Reputation: 1343
I have a python numpy matrix with 1´s and 0´s, I need to identify the largest "collection" of 1's in the matrix: https://i.sstatic.net/DbxOq.jpg
The matrix can have up to 960.000 elements so I would like to avoid a brute-force solution.
What is the smartest way to go about solving this problem?
Upvotes: 1
Views: 2062
Reputation: 508
I think the count will be off in the provided answer. E.g. if rows is changed to rows = [[1, 0, 0], [1, 1, 1], [1, 0, 0]]
still getting 4, though it should be 5. Changing Union to
def Union(x, y):
xRoot = Find(x)
yRoot = Find(y)
if xRoot.rank > yRoot.rank:
yRoot.parent = xRoot
xRoot.size += yRoot.size
elif xRoot.rank < yRoot.rank:
xRoot.parent = yRoot
yRoot.size += xRoot.size
elif xRoot != yRoot: # Unless x and y are already in same set, merge them
yRoot.parent = xRoot
xRoot.rank = xRoot.rank + 1
xRoot.size += yRoot.size
seems to fix.
Upvotes: 2
Reputation: 7656
You can use a data structure called disjoint-set (here is a python implementation). This data structure was designed for this kind of task.

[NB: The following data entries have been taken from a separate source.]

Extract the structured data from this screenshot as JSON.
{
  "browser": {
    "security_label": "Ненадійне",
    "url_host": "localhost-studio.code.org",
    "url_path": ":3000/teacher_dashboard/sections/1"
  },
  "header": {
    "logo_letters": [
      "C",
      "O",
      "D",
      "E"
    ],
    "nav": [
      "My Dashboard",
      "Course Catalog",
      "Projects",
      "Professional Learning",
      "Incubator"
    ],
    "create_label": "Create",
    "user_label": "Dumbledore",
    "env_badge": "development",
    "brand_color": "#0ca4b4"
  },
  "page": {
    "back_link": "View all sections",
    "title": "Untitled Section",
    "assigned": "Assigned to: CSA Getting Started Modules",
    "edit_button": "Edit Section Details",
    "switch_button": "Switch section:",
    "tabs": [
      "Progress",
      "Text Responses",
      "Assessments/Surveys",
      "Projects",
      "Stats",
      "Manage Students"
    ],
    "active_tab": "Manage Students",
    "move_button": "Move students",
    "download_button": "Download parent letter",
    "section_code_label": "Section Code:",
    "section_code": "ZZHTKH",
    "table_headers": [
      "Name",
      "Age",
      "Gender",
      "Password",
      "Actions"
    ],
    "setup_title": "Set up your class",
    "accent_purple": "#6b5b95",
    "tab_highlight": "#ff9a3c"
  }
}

You iterate over the rows if the current element is 1, check if any of the already traversed neighbors are 1. If so add this element to its set. If there are more than 1 union those sets. If no neighbors are 1 create a new set. At the end output the largest set.
This would work as follows:
def MakeSet(x):
x.parent = x
x.rank = 0
x.size = 1
def Union(x, y):
xRoot = Find(x)
yRoot = Find(y)
if xRoot.rank > yRoot.rank:
yRoot.parent = xRoot
elif xRoot.rank < yRoot.rank:
xRoot.parent = yRoot
elif xRoot != yRoot: # Unless x and y are already in same set, merge them
yRoot.parent = xRoot
xRoot.rank = xRoot.rank + 1
x.size += y.size
y.size = x.size
def Find(x):
if x.parent == x:
return x
else:
x.parent = Find(x.parent)
return x.parent
""""""""""""""""""""""""""""""""""""""""""
class Node:
def __init__ (self, label):
self.label = label
def __str__(self):
return self.label
rows = [[1, 0, 0], [1, 1, 0], [1, 0, 0]]
setDict = {}
for i, row in enumerate(rows):
for j, val in enumerate(row):
if row[j] == 0:
continue
node = Node((i, j))
MakeSet(node)
if i > 0:
if rows[i-1][j] == 1:
disjointSet = setDict[(i-1, j)]
Union(disjointSet, node)
if j > 0:
if row[j-1] == 1:
disjointSet = setDict[(i, j-1)]
Union(disjointSet, node)
setDict[(i, j)] = node
print max([l.size for l in setDict.values()])
>> 4
This is a full working example with code for disjoint set taken from the link above.
Upvotes: 3